Pour un Guy Rétoré, rigoureux serviteur de Brecht, à qui l'on doit la découverte, au TEP, d'une de ses dernières pièces inédites en France, Sainte Jeanne des abattoirs, fable anticapitaliste des années 30 annonçant déjà les grandes satires comme Arturo Ui, combien de Jacques Rozner, tirant vers le réquisitoire social la fantaisie postsurréaliste du Coup de Trafalgar, combien de Jérôme Savary, supprimant tout dialogue — ou presque — pour nous conter dans une ambiance de fête ou de bal des Quat'Zarts les aventures d'un Robinson Crusoé gagné par une aimable folie ?

On ne pourrait pas non plus s'arrêter longtemps au texte de la Comédie policière montée à la salle Gémier par le groupe TSE. C'est la parodie de n'importe quel film B d'il y a vingt ans, quand Agatha Christie fournissait au cinéma ses succès commerciaux. Mais, à partir de là, Fernando Arias et ses camarades argentins ont bâti un spectacle cohérent, singulier, précieux jusqu'au kitch, et qui était une critique par l'humour d'un genre délicieusement désuet.

Antoine Vitez, au contraire, s'est attaché — ou attaqué ? — aux grands textes, puisqu'il a présenté, dans les préaux et les gymnases de banlieue, l'Électre de Sophocle et le Faust de Goethe. Si, pour le premier de ces spectacles, le public populaire pouvait être touché par la noblesse de la tragédie antique, superbement restituée avec une belle économie de moyens, il aura eu sans doute plus de mal à suivre ce Faust émietté, véritable cocktail de réminiscences diverses qui demandait, pour être goûté, une forte culture et beaucoup d'attention. Est-ce la bonne méthode pour gagner le non-public au théâtre ?

Ariane Mnouchkine, pour sa part, semblait y être parvenue : on se rappelle son succès, l'an dernier, à la Cartoucherie de Vincennes. Sa nouvelle création aura peut-être un peu surpris les spectateurs enthousiastes de 1789. Avec 1793, il ne s'agit plus d'une joyeuse parade révolutionnaire, mais d'un cours d'histoire très statique et d'un chant grave où le petit peuple de Paris exprime ses espoirs et ses désillusions quotidiennes sous la Terreur. Courageusement, l'animatrice du Théâtre du Soleil n'a pas voulu exploiter la recette d'une réussite, et cherche une fois de plus à rester fidèle à elle-même et à ses idéaux. Un jeune public recueilli la suit, déconcerté parfois.

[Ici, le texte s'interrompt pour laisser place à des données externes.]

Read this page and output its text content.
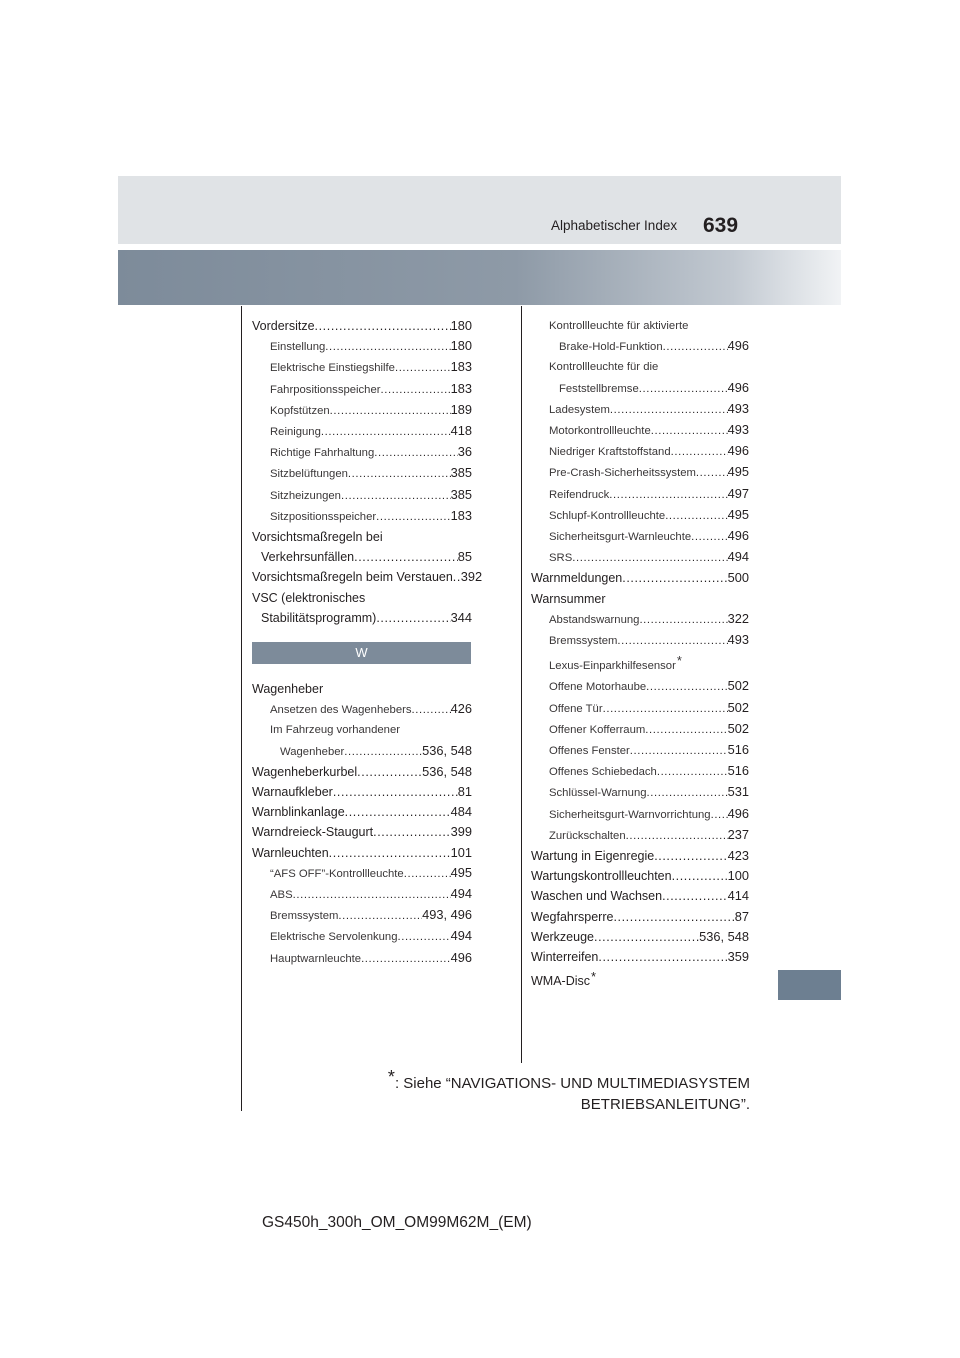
Alphabetischer Index 639
Vordersitze .....	180
Einstellung .....	180
Elektrische Einstiegshilfe .....	183
Fahrpositionsspeicher .....	183
Kopfstützen .....	189
Reinigung .....	418
Richtige Fahrhaltung .....	36
Sitzbelüftungen .....	385
Sitzheizungen .....	385
Sitzpositionsspeicher .....	183
Vorsichtsmaßregeln bei
Verkehrsunfällen .....	85
Vorsichtsmaßregeln beim Verstauen ..... 392
VSC (elektronisches
Stabilitätsprogramm) .....	344
W
Wagenheber
Ansetzen des Wagenhebers .....	426
Im Fahrzeug vorhandener
Wagenheber .....	536, 548
Wagenheberkurbel .....	536, 548
Warnaufkleber .....	81
Warnblinkanlage .....	484
Warndreieck-Staugurt .....	399
Warnleuchten .....	101
“AFS OFF”-Kontrollleuchte .....	495
ABS .....	494
Bremssystem .....	493, 496
Elektrische Servolenkung .....	494
Hauptwarnleuchte .....	496
Kontrollleuchte für aktivierte
Brake-Hold-Funktion .....	496
Kontrollleuchte für die
Feststellbremse .....	496
Ladesystem .....	493
Motorkontrollleuchte .....	493
Niedriger Kraftstoffstand .....	496
Pre-Crash-Sicherheitssystem ..... 495
Reifendruck .....	497
Schlupf-Kontrollleuchte .....	495
Sicherheitsgurt-Warnleuchte .....	496
SRS .....	494
Warnmeldungen .....	500
Warnsummer
Abstandswarnung .....	322
Bremssystem .....	493
Lexus-Einparkhilfesensor*
Offene Motorhaube .....	502
Offene Tür .....	502
Offener Kofferraum .....	502
Offenes Fenster .....	516
Offenes Schiebedach .....	516
Schlüssel-Warnung .....	531
Sicherheitsgurt-Warnvorrichtung ..... 496
Zurückschalten .....	237
Wartung in Eigenregie .....	423
Wartungskontrollleuchten .....	100
Waschen und Wachsen .....	414
Wegfahrsperre .....	87
Werkzeuge .....	536, 548
Winterreifen .....	359
WMA-Disc*
*: Siehe “NAVIGATIONS- UND MULTIMEDIASYSTEM
BETRIEBSANLEITUNG”.
GS450h_300h_OM_OM99M62M_(EM)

Si le pari est gagné, elle n'en aura que plus de mérite.

Quant à Patrice Chéreau, le plus brillant parmi ces novateurs, il inaugure son règne de codirecteur du TNP nouvelle manière en présentant à Villeurbanne Le massacre à Paris. De cette tragédie transposée par Jean Vauthier — il s'agit de la nuit de la Saint-Barthélemy vue par Marlowe —, il a tiré un étrange ballet nautique, où les acteurs du drame pataugent dans un mètre d'eau. Pour quelques effets saisissants, et même admirables, fallait-il ainsi noyer pendant plus de trois heures les ligueurs, les huguenots et la cour des Valois ? La critique reste partagée, et le public paraît assez imperméable aux symboles de cette inondation d'artifice... comme les feux du même nom.

Le one man show

Aussi, dans un théâtre où les auteurs se font rares, tandis que les metteurs en scène s'abandonnent à leur génie parfois déroutant, il ne faut pas s'étonner outre mesure de voir des comédiens tentés par le one man show, à l'exemple des artistes de music-hall. Ce fut un des phénomènes caractéristiques de cette année que cette floraison soudaine de solitaires qui s'interprètent eux-mêmes.

Ouvrant la saison dès septembre, le Genevois Bernard Haller aura tenu la scène de la Michodière pendant neuf mois avec son spectacle en forme d'interrogation : Et alors ? Mêlant à l'absurde des gags désopilants, cet acrobate du verbe au métier de fer a su réaliser le saut difficile du café-théâtre au théâtre sans café. Sa performance et son talent valent un salut admiratif.

Autre Suissesse jusque-là peu connue en France, Zouc a détaillé pour nous son Alboum à l'Atelier. Suite de sketches et d'esquisses d'une précision quasiment clinique, cette chose insolite imposait un univers du geste et de la parole saisi dans sa banale horreur par une observatrice extraordinaire — et sans pitié.